Anneanne Ali’ye “Torunum, kirpiler sevimli hayvanlardır. Onlardan korkulmaz, kirpiler bizlere zarar vermez” diyerek, Ali’nin dokunmasını istemiş. Ali çekinerek kirpinin dikenlerine eliyle dokunmuş. Kirpicik hiç kaçmamış. Ali’ye gülümsemiş. Anneannesi meyve toplamak için Ali’nin yanından ayrılmış. Kirpicik Ali’ye selam vermiş. Ali çok şaşırmış, Kirpiyi duyuyormuş. Kirpicik; “Ali sen çok iyi kalpli çocuksun bazı insanlar biz hayvanlara zarar veriyor, bizler çok üzülüyoruz ve onlardan kaçıyoruz. Sen öyle değilsin, bizi sevenlerle biz konuşuruz.” Ali kirpiyle dost olmak istemiş, tanışıp sohbet etmişler. Akşam kısa sürmüş, Ali çok yorgun olduğundan eve gidip hemen uyumak istemiş. Kirpiyle bir sonraki gün buluşmak üzere vedalaşmışlar. Ali ertesi gün akşamı iple çekmiş. Kirpide bahçede ağaç altında Ali’yi bekliyormuş. Ali kirpilerin dünyasını çok merak ediyormuş. Hemen söze başlamış, sizi çok tanımak istiyorum. Kirpi “O zaman hemen tanışalım. Bizler ortalama on yıl kadar yaşarız, siz insanlar gibi değiliz. Bazılarımız meyve sebze ile beslenirken bazılarımız böcekler yiyerek karnımızı doyururuz. Birazcık tembeliz. Günde on sekiz saat kadar uyuruz.” Ali gülümsemiş. “Bende uykuyu çok severim ama o kadarı da fazla.” Kirpicik “Kış uykusuna yatan türlerimiz bulunur. Bahar ayları bahçelerde, parklarda gezmeyi çok severiz. Ali “Kirpi dostum sana yiyecek getirdim” diyerek konuşmaya ara vermiş ve hemen elindekileri kirpinin önüne koymuş. Kirpiciğin yüzü asılıvermiş. Yuvarlak burnu daha da bir yuvarlak olmuş. Ali “Acaba yanlış bir şey mi yaptım” diye sormuş. Kirpicik; “Bizler süt ve ekmek yemeyiz. En büyük yanlış bizlere süt verilmesidir. Süt çocuklara faydalı ama bize zararlıdır. Süt içersek hasta oluruz. Arkadaşlarımız farkında olmadan süt içiyorlar, geçenlerde benim arkadaşım parkta önüne konulan sütü içtiği için bir hafta hasta yattı. Ama oda dersini aldı. Bir daha süt içmemeye karar verdi.” Ali yeni bir şey öğrenmişti, bu dostluk ona çok şey kazandırmıştı. Ali eve dönünce hemen hayvanlar âlemini tanımak amacıyla dedesinden bir kitap istedi birlikte şehrin kütüphanesine giderek, kirpiler ve diğer hayvanların dünyasını anlatan kitap aldılar. Ali hem kitabı okuyor hem de edindiği bilgileri kirpi dostuna anlatıyormuş. Ama zaman aynı kalmıyormuş, yaz bitmiş, Ali’nin anne ve babası onu almaya gelmişler okullar açılacakmış. Ali akşam kirpicikle vedalaşmış. Bir dahaki yaz tatilinde buluşmak için sözleşmişler.

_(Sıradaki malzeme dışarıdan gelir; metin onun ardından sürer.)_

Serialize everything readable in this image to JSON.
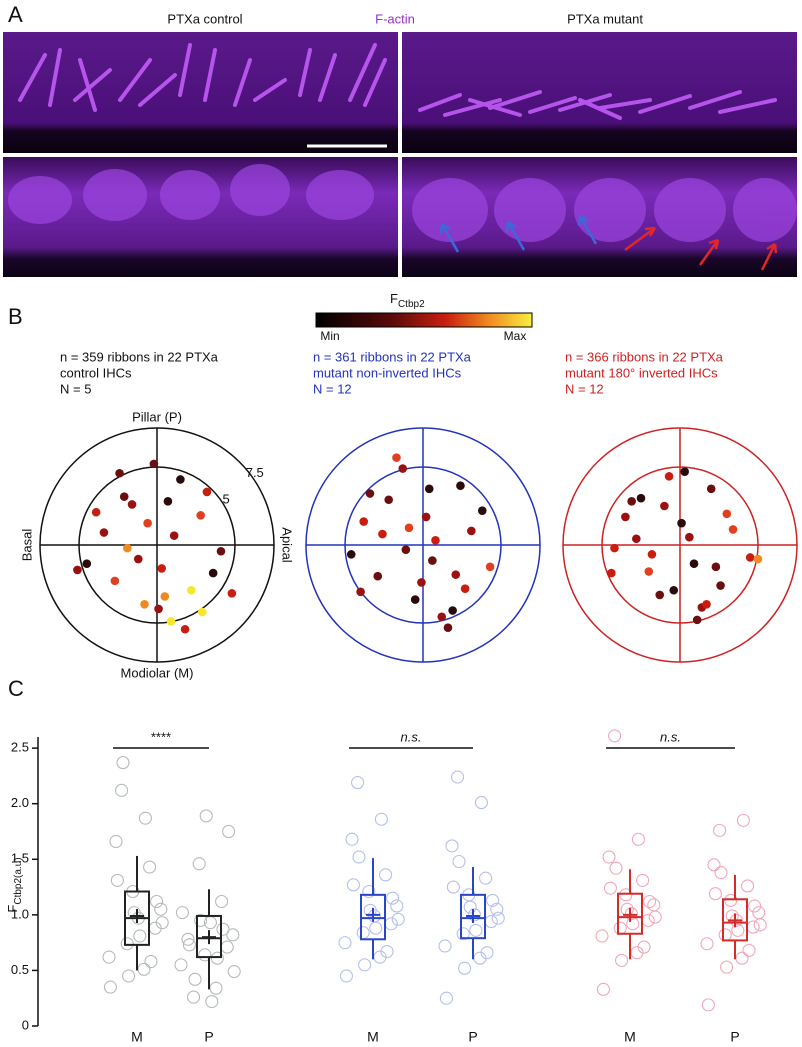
{
  "panel_a": {
    "label": "A",
    "left_title": "PTXa control",
    "center_title": "F-actin",
    "right_title": "PTXa mutant"
  },
  "panel_b": {
    "label": "B",
    "colorbar_title": "F",
    "colorbar_sub": "Ctbp2",
    "min_label": "Min",
    "max_label": "Max"
  },
  "panel_c": {
    "label": "C"
  },
  "chart_data": [
    {
      "type": "polar-scatter",
      "caption": [
        "n = 359 ribbons in 22 PTXa",
        "control IHCs",
        "N = 5"
      ],
      "caption_color": "#111111",
      "axis_color": "#111111",
      "axis_labels": {
        "top": "Pillar (P)",
        "bottom": "Modiolar (M)",
        "left": "Basal",
        "right": "Apical"
      },
      "rlim": [
        0,
        7.5
      ],
      "rticks": [
        5,
        7.5
      ],
      "show_rtick_labels": true,
      "x": [
        -2.1,
        1.5,
        0.3,
        -3.4,
        2.8,
        -0.8,
        4.1,
        -1.6,
        0.9,
        -4.5,
        3.2,
        -2.7,
        1.1,
        -0.2,
        2.2,
        -3.9,
        0.5,
        -1.2,
        3.6,
        -0.6,
        1.8,
        -2.4,
        0.1,
        2.9,
        -1.9,
        0.7,
        4.8,
        -5.1
      ],
      "y": [
        3.1,
        4.2,
        -1.5,
        0.8,
        1.9,
        -3.8,
        -0.4,
        2.6,
        -4.9,
        -1.2,
        3.4,
        -2.3,
        0.6,
        5.2,
        -2.9,
        2.1,
        -3.3,
        -0.9,
        -1.8,
        1.4,
        -5.4,
        4.6,
        -4.1,
        -4.3,
        -0.2,
        2.8,
        -3.1,
        -1.6
      ],
      "colors": [
        "#6a0e0e",
        "#2a0a0a",
        "#c81e10",
        "#9b1010",
        "#e04020",
        "#f08a20",
        "#6a0e0e",
        "#9b1010",
        "#f7e62a",
        "#2a0a0a",
        "#c81e10",
        "#e04020",
        "#9b1010",
        "#6a0e0e",
        "#f7e62a",
        "#c81e10",
        "#f08a20",
        "#9b1010",
        "#2a0a0a",
        "#e04020",
        "#c81e10",
        "#6a0e0e",
        "#9b1010",
        "#f7e62a",
        "#f08a20",
        "#2a0a0a",
        "#c81e10",
        "#9b1010"
      ]
    },
    {
      "type": "polar-scatter",
      "caption": [
        "n = 361 ribbons in 22 PTXa",
        "mutant non-inverted IHCs",
        "N = 12"
      ],
      "caption_color": "#2233bb",
      "axis_color": "#2233bb",
      "rlim": [
        0,
        7.5
      ],
      "rticks": [
        5,
        7.5
      ],
      "show_rtick_labels": false,
      "x": [
        -1.3,
        2.4,
        0.6,
        -3.8,
        3.1,
        -0.5,
        4.3,
        -2.2,
        1.2,
        -4.6,
        2.7,
        -2.9,
        0.2,
        -1.7,
        1.9,
        -3.4,
        0.8,
        -0.1,
        3.8,
        -1.1,
        2.1,
        -2.6,
        0.4,
        -4.0,
        1.6,
        -0.9
      ],
      "y": [
        4.9,
        3.8,
        -1.0,
        1.5,
        0.9,
        -3.5,
        -1.4,
        2.9,
        -4.6,
        -0.6,
        -2.8,
        -2.0,
        1.8,
        5.6,
        -4.2,
        3.3,
        0.3,
        -2.4,
        2.2,
        -0.3,
        -1.9,
        0.7,
        3.6,
        -3.0,
        -5.3,
        1.1
      ],
      "colors": [
        "#9b1010",
        "#2a0a0a",
        "#6a0e0e",
        "#c81e10",
        "#9b1010",
        "#2a0a0a",
        "#e04020",
        "#6a0e0e",
        "#9b1010",
        "#2a0a0a",
        "#c81e10",
        "#6a0e0e",
        "#9b1010",
        "#e04020",
        "#2a0a0a",
        "#6a0e0e",
        "#c81e10",
        "#9b1010",
        "#2a0a0a",
        "#6a0e0e",
        "#9b1010",
        "#c81e10",
        "#2a0a0a",
        "#9b1010",
        "#6a0e0e",
        "#e04020"
      ]
    },
    {
      "type": "polar-scatter",
      "caption": [
        "n = 366 ribbons in 22 PTXa",
        "mutant 180° inverted IHCs",
        "N = 12"
      ],
      "caption_color": "#cc2222",
      "axis_color": "#cc2222",
      "rlim": [
        0,
        7.5
      ],
      "rticks": [
        5,
        7.5
      ],
      "show_rtick_labels": false,
      "x": [
        -0.7,
        2.0,
        0.9,
        -3.5,
        3.4,
        -1.3,
        4.5,
        -2.5,
        1.4,
        -4.2,
        2.6,
        -2.0,
        0.1,
        -1.0,
        1.7,
        -3.1,
        0.6,
        -0.4,
        3.0,
        -1.8,
        2.3,
        -2.8,
        0.3,
        -4.4,
        1.1,
        5.0
      ],
      "y": [
        4.4,
        3.6,
        -1.2,
        1.8,
        1.0,
        -3.2,
        -0.8,
        3.0,
        -4.0,
        -0.2,
        -2.6,
        -1.7,
        1.4,
        2.5,
        -3.8,
        2.8,
        0.5,
        -2.9,
        2.0,
        -0.6,
        -1.4,
        0.4,
        4.7,
        -1.8,
        -4.8,
        -0.9
      ],
      "colors": [
        "#c81e10",
        "#6a0e0e",
        "#2a0a0a",
        "#9b1010",
        "#e04020",
        "#6a0e0e",
        "#c81e10",
        "#2a0a0a",
        "#9b1010",
        "#c81e10",
        "#6a0e0e",
        "#e04020",
        "#2a0a0a",
        "#9b1010",
        "#c81e10",
        "#6a0e0e",
        "#9b1010",
        "#2a0a0a",
        "#e04020",
        "#c81e10",
        "#6a0e0e",
        "#9b1010",
        "#2a0a0a",
        "#c81e10",
        "#6a0e0e",
        "#f08a20"
      ]
    },
    {
      "type": "box",
      "y_label": "F",
      "y_label_sub": "Ctbp2(a.u)",
      "ylim": [
        0,
        2.6
      ],
      "yticks": [
        0,
        0.5,
        {
          "value": 1,
          "label": "1.0"
        },
        1.5,
        {
          "value": 2,
          "label": "2.0"
        },
        2.5
      ],
      "groups": [
        {
          "color": "#222222",
          "point_color": "#b4bbb6",
          "significance": "****",
          "boxes": [
            {
              "category": "M",
              "q1": 0.73,
              "median": 0.97,
              "q3": 1.21,
              "whisker_low": 0.5,
              "whisker_high": 1.53,
              "mean": 0.99,
              "points": [
                0.62,
                1.05,
                0.88,
                1.43,
                0.51,
                0.97,
                1.21,
                0.74,
                2.12,
                1.66,
                0.35,
                0.93,
                1.12,
                0.58,
                1.87,
                0.81,
                1.02,
                0.45,
                2.37,
                1.31
              ]
            },
            {
              "category": "P",
              "q1": 0.62,
              "median": 0.79,
              "q3": 0.99,
              "whisker_low": 0.33,
              "whisker_high": 1.23,
              "mean": 0.8,
              "points": [
                0.55,
                0.82,
                0.71,
                1.12,
                0.34,
                0.93,
                0.64,
                1.46,
                0.26,
                0.78,
                1.02,
                0.49,
                1.75,
                0.87,
                0.61,
                0.22,
                1.89,
                0.95,
                0.42,
                0.73
              ]
            }
          ]
        },
        {
          "color": "#2a45c8",
          "point_color": "#b4bfeb",
          "significance": "n.s.",
          "boxes": [
            {
              "category": "M",
              "q1": 0.78,
              "median": 0.97,
              "q3": 1.18,
              "whisker_low": 0.6,
              "whisker_high": 1.51,
              "mean": 1.0,
              "points": [
                0.75,
                1.08,
                0.92,
                1.36,
                0.62,
                0.99,
                1.21,
                0.84,
                2.19,
                1.68,
                0.45,
                0.96,
                1.15,
                0.67,
                1.86,
                0.88,
                1.04,
                0.55,
                1.52,
                1.27
              ]
            },
            {
              "category": "P",
              "q1": 0.79,
              "median": 0.97,
              "q3": 1.18,
              "whisker_low": 0.6,
              "whisker_high": 1.43,
              "mean": 0.99,
              "points": [
                0.72,
                1.05,
                0.94,
                1.33,
                0.61,
                1.0,
                1.18,
                0.83,
                2.24,
                1.62,
                0.25,
                0.97,
                1.13,
                0.66,
                2.01,
                0.86,
                1.07,
                0.52,
                1.48,
                1.25
              ]
            }
          ]
        },
        {
          "color": "#d42a2a",
          "point_color": "#f0a6b8",
          "significance": "n.s.",
          "boxes": [
            {
              "category": "M",
              "q1": 0.83,
              "median": 0.98,
              "q3": 1.19,
              "whisker_low": 0.6,
              "whisker_high": 1.41,
              "mean": 1.0,
              "points": [
                0.81,
                1.09,
                0.95,
                1.31,
                0.66,
                1.01,
                1.18,
                0.88,
                2.61,
                1.52,
                0.33,
                0.98,
                1.12,
                0.71,
                1.68,
                0.92,
                1.05,
                0.59,
                1.42,
                1.24
              ]
            },
            {
              "category": "P",
              "q1": 0.77,
              "median": 0.93,
              "q3": 1.14,
              "whisker_low": 0.6,
              "whisker_high": 1.36,
              "mean": 0.95,
              "points": [
                0.74,
                1.02,
                0.89,
                1.26,
                0.61,
                0.95,
                1.13,
                0.82,
                1.76,
                1.45,
                0.19,
                0.91,
                1.08,
                0.68,
                1.85,
                0.86,
                0.99,
                0.53,
                1.38,
                1.19
              ]
            }
          ]
        }
      ]
    }
  ]
}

Ali arabada öğrendiklerini arkadaşlarıyla paylaşmak için okuluna gitmeyi çok istemiş. İnsanların kirpi ve diğer hayvanların dünyasını öğrenmeye ne kadar ihtiyacı var diye içinden geçirmiş. Ali kararını vermiş, büyüyünce veteriner olacakmış.
Gökten üç elma düşmüş; hepsi de bütün hayvansever çocukların kafasına gelmiş.